Wealth also helped drive this movement, since rich people didn’t like when the trains cut through their land. To modern-day developers, this is a predictable problem, but in the early 19th century this particular brand of backlash was still new. When, in the early 1830s, a railway company proposed building a new line from London to Birmingham, local landowners, including at least a couple of earls, gathered at public meetings to protest the proposal, and the danger it posed to the ruins of Berkhamsted Castle in Hertfordshire.
Like Northampton, Berkhamsted dated to the 1060s; its first owner was William the Conqueror’s half-brother. A motte-and-bailey castle, it had a keep built on a raised land, enclosed by a wall and surrounded by a moat. In the uproar over the train line, the castle became enough of a cause célèbre that it is mentioned by name in the 1833 act of Parliament that authorized the railway’s construction. (The original act, in 1832, was rejected.) When the line passed through the castle’s grounds, the act said, it could not deviate more than 100 yards from where it was authorized to be. Berkhamsted has the distinction of being the first landmark in Britain to earn protection from the government.
But that victory for the landowners did not set a clear precedent. In the 1840s, a growing movement of preservationists continued to fight the railways as they snaked across the land.

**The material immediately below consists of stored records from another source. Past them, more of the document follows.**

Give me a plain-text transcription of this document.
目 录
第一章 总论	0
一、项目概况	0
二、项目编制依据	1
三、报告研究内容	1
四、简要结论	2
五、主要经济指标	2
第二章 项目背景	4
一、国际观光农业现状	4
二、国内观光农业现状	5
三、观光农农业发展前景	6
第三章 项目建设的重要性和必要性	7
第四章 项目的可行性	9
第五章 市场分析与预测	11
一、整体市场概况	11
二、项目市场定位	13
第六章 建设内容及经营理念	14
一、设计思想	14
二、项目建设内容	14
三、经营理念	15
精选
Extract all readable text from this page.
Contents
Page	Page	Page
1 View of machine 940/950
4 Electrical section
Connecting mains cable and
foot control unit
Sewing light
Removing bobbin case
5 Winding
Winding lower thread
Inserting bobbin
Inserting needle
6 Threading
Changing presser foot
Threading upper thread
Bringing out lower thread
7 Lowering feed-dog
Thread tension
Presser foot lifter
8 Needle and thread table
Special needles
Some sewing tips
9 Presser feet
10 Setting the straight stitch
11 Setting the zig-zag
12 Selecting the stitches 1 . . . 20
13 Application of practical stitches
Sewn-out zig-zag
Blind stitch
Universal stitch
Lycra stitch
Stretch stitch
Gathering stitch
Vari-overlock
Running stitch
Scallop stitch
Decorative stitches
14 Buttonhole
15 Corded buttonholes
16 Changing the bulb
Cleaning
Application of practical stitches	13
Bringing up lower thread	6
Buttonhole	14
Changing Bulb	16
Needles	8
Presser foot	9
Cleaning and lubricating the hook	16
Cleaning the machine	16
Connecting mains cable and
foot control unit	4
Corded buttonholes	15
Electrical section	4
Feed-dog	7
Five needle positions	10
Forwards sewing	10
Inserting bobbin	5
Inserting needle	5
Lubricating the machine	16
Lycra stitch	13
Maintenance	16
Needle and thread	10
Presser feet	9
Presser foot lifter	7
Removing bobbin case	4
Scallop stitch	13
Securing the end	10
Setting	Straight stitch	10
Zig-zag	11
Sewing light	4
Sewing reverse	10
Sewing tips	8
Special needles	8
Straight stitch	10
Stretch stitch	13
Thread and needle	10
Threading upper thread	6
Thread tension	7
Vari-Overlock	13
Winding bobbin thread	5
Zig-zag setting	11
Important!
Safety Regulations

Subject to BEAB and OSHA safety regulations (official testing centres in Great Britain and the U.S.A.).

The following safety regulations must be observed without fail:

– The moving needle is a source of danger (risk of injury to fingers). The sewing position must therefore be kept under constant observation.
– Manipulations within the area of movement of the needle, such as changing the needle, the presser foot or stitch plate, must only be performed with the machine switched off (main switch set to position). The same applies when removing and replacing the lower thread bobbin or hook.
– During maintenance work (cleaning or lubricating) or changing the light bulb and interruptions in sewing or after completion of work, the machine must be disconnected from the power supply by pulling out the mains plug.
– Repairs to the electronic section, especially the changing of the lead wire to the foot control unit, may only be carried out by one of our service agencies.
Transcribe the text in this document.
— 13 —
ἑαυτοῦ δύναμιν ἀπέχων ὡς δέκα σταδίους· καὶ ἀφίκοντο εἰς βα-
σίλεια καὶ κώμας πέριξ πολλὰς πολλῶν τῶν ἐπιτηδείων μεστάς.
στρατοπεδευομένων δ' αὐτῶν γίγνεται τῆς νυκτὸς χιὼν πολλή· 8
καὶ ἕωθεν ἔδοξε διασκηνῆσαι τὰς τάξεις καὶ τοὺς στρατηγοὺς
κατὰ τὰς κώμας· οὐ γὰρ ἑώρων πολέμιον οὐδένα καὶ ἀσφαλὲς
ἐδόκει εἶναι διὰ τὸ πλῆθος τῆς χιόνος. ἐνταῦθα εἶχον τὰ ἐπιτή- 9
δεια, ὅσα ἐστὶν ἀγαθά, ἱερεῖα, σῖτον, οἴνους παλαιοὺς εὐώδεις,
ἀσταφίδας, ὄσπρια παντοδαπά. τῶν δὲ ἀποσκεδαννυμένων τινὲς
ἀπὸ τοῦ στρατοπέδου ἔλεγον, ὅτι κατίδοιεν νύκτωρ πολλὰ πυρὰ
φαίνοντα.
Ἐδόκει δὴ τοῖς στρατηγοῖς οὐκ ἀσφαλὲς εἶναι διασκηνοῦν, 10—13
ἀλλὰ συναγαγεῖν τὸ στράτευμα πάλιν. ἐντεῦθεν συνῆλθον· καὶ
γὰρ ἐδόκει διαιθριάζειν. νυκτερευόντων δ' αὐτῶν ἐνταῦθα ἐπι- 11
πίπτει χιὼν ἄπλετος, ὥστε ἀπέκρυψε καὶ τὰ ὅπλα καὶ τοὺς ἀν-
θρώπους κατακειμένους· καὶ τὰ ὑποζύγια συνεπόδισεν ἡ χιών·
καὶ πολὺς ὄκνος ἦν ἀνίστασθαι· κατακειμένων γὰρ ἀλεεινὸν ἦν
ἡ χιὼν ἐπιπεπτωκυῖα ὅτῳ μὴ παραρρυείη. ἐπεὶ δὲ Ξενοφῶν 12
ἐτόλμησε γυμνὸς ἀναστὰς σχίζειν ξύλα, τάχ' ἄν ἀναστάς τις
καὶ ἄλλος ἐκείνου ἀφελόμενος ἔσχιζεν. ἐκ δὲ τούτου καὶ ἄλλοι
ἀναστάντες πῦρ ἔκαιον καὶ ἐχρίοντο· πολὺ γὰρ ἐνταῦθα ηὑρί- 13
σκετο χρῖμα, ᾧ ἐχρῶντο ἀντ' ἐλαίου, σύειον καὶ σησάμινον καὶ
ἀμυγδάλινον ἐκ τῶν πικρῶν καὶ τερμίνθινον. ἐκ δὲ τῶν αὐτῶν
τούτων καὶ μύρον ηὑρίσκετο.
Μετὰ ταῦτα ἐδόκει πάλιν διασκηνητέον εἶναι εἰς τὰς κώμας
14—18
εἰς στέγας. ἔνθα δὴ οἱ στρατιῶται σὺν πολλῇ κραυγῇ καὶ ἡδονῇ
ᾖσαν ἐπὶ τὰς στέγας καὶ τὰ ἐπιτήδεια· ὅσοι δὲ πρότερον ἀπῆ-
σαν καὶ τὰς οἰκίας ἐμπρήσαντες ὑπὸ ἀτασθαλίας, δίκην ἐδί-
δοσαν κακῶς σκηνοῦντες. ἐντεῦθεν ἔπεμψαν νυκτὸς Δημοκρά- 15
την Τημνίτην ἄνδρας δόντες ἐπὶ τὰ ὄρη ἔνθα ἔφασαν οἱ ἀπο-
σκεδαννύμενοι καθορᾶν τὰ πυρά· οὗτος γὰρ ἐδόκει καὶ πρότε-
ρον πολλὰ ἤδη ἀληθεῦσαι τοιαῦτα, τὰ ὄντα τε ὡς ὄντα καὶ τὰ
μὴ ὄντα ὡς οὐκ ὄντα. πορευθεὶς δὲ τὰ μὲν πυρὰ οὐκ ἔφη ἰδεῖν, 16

Some fights they lost. Richards, the historian, recounts examples—city walls in Chester and Newcastle, an Iron Age fort, a Roman camp, the stone circle at Shep—where development took precedence over preservation. In 1844, a railway went straight through the Priory of St. Pancras, the oldest house in England from the monastic Cluniac period.
In other cases, the activists won concessions. The railway cut through the city wall of York, but was given a nice-enough archway to pass through. In another case, when the Society of Antiquaries of Scotland opposed the destruction of Trinity Church in Edinburgh in 1848, the railway provided £22,000 (around £2.5 million or $3.2 million today), to reconstruct it elsewhere.
The movement scored some victories, too. A railway proposed to cut through Furness Abbey, a moody ruin, instead skirted its edge. Local protests convinced Parliament to pass a special act protecting Maumbury Rings, a circular Neolithic henge in Dorset. Gradually, members of Parliament were convinced that the country needed a more wide-ranging policy to deal with threats to these ancient landmarks.
It wasn’t only the railways that finally prompted Parliament to act. Sir John Lubbock, the leading politician of the preservation movement, personally bought some of the land that the Avebury stone circles stand on to protect it from housing construction as a nearby town expanded. It took years for him to convince his colleagues to approve an act that would protect ancient monuments. “Have you heard of the threatened invasion of Stonehenge by a Railway Engineer?” one local clergyman wrote to him. The proposed line was to run diagonally across the site’s Cursus, a mysterious earthwork close to two miles long and more than 5,200 years old. “What is to be done?” the reverend wrote. “If anybody can put a spoke in the wheel you can; but I fear the Ancient Monuments Bill will not include the Cursus!”
The efforts of the movement finally resulted in the Ancient Monuments Protection Act, which passed in 1882. The act listed around 50 sites in Britain that the government claimed some guardianship over, and created the position of an inspector tasked with keeping them safe. (The Cursus wasn’t originally listed by name, but it was spared development.) It also empowered the government to buy the sites under threat. While preservationism was growing popular elsewhere in the world—Americans, for instance, were interested in safeguarding some sites related to the Revolution—Britain’s was one of the first landmark preservation laws ever written.